La niña retoma su libro. Aquel que contenía la frase que daría inicio a la obra. El libro sin título que sostendría con sus dos manos abiertas, sentada a la sombra de un árbol, un 27 de febrero de 1949, mientras llovía. La niña que alguna vez había crecido de golpe y no reconocía su cuerpo, la misma que una vez se sentó en el cordón de la vereda y le susurró palabras al oído a una mujer desconocida. La niña que extraña los discos de Jacques Brel a la hora de la siesta. La que lee en voz baja los textos que otra escribe y de a poco los corrige, con la suave caricia de sus manos de princesa, para que ninguna palabra, ningún giro literario o metáfora siniestra, devele su presencia.
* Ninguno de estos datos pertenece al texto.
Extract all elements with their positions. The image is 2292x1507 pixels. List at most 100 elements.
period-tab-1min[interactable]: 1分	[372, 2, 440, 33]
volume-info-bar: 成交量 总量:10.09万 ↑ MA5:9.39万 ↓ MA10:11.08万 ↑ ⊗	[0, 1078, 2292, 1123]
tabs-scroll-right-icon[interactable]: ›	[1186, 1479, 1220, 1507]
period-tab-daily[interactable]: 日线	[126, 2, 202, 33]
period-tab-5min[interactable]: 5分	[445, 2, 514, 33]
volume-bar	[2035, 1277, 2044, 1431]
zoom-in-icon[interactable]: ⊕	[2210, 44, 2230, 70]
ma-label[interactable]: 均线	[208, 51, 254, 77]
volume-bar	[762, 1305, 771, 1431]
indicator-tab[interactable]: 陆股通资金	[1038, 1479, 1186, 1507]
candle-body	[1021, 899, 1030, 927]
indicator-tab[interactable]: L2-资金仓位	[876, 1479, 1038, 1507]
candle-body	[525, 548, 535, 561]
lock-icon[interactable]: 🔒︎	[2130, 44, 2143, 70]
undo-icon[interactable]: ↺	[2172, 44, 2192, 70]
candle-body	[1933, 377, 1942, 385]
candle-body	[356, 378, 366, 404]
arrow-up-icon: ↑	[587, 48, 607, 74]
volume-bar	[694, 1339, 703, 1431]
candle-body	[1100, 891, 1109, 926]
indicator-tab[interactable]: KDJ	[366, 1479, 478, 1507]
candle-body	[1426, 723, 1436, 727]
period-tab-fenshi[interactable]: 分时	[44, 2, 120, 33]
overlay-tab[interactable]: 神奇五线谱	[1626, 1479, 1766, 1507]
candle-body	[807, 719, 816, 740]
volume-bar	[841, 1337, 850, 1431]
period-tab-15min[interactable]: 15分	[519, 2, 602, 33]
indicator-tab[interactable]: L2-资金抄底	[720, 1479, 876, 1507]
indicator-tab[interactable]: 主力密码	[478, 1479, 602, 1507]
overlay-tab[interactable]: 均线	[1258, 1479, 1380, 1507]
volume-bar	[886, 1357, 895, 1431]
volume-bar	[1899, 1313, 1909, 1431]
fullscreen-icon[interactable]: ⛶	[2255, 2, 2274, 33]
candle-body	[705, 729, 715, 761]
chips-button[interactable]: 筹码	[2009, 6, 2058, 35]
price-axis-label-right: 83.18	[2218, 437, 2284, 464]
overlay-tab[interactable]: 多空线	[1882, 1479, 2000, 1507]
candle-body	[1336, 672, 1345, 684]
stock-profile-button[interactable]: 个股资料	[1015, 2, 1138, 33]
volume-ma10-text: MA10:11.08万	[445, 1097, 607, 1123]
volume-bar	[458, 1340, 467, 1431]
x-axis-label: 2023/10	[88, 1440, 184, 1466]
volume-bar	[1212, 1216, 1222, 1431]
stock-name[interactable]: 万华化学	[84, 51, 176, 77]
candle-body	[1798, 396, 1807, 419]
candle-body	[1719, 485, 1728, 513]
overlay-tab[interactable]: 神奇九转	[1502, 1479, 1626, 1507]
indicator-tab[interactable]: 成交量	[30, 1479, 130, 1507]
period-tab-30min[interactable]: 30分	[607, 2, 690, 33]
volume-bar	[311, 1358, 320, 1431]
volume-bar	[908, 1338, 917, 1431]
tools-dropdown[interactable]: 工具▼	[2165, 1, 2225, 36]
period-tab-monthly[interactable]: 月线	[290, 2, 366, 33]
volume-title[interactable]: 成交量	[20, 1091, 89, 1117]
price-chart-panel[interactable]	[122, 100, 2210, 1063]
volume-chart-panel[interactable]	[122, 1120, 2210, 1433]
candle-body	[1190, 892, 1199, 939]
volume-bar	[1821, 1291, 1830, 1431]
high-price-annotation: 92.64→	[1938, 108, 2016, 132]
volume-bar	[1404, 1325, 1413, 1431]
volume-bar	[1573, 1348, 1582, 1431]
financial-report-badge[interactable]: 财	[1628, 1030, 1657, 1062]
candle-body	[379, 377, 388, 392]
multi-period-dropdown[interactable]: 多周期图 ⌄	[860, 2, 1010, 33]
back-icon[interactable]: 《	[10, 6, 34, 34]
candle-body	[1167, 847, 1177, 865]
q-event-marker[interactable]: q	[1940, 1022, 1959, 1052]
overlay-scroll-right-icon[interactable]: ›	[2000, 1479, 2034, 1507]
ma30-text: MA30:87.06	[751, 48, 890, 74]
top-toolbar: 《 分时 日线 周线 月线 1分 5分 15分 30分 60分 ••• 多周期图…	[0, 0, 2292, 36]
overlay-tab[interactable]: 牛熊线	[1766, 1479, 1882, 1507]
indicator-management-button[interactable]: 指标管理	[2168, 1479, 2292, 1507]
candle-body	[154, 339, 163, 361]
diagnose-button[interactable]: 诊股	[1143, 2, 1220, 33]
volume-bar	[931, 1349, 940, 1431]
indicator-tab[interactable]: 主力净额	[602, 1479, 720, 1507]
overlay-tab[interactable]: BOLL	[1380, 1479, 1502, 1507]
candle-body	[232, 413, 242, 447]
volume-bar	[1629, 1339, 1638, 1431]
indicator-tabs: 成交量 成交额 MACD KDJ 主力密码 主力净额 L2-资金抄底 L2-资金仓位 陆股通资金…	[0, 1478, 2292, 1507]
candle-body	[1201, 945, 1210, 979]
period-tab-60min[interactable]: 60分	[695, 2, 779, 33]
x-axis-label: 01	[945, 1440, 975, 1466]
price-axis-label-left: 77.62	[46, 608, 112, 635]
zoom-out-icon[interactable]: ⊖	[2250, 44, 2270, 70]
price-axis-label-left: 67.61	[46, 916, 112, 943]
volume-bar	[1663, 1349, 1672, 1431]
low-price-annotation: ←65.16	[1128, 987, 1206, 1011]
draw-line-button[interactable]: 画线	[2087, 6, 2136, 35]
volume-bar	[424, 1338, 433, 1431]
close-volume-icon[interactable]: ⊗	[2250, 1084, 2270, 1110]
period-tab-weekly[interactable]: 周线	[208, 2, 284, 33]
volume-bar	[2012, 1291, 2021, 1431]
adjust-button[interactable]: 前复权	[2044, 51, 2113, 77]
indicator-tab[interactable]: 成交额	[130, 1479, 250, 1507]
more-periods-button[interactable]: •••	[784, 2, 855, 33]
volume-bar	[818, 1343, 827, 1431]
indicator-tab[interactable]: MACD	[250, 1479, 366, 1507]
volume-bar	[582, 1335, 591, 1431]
Esa niña, recogiendo sus cabellos rojizos para que no le tapen el pequeño rostro, abre su libro en la página veintidós buscando la respuesta que como un caluroso abrazo paternal mil veces soñado, conteste a todas sus preguntas, apañe todos sus miedos, disipe su incertidumbre. Pero por una de esas casualidades del destino, el libro que abre es aquel que el director había llevado a su primer ensayo un 1º de Octubre, el que tenía una página en blanco, sin siquiera un número. Entonces la niña llora, y sus lágrimas, que se mezclan con las gotas de lluvia, conforman un pequeño charco debajo de sus pies descalzos.
La niña, que hace apenas unos segundos, desprendía de sus ojos marrones, lágrimas de desconsuelo, ahora observa su imagen en el espejo de agua, ve su rostro avejentado, su cabello entrecano, sus propias manos arrugadas. Sus lágrimas cesan silenciosamente, despejando los ojos de un rostro sosegado que mira al cielo en señal de gratitud. Entiende que es en vano buscar en un libro las respuestas, y que existe una razón por la que la página 22 está en blanco, porque de no ser así, ella no podría estar, en este preciso instante, tomando su pluma y escribiendo, sobre ese mismo libro, las palabras exactas que responden a todas sus preguntas.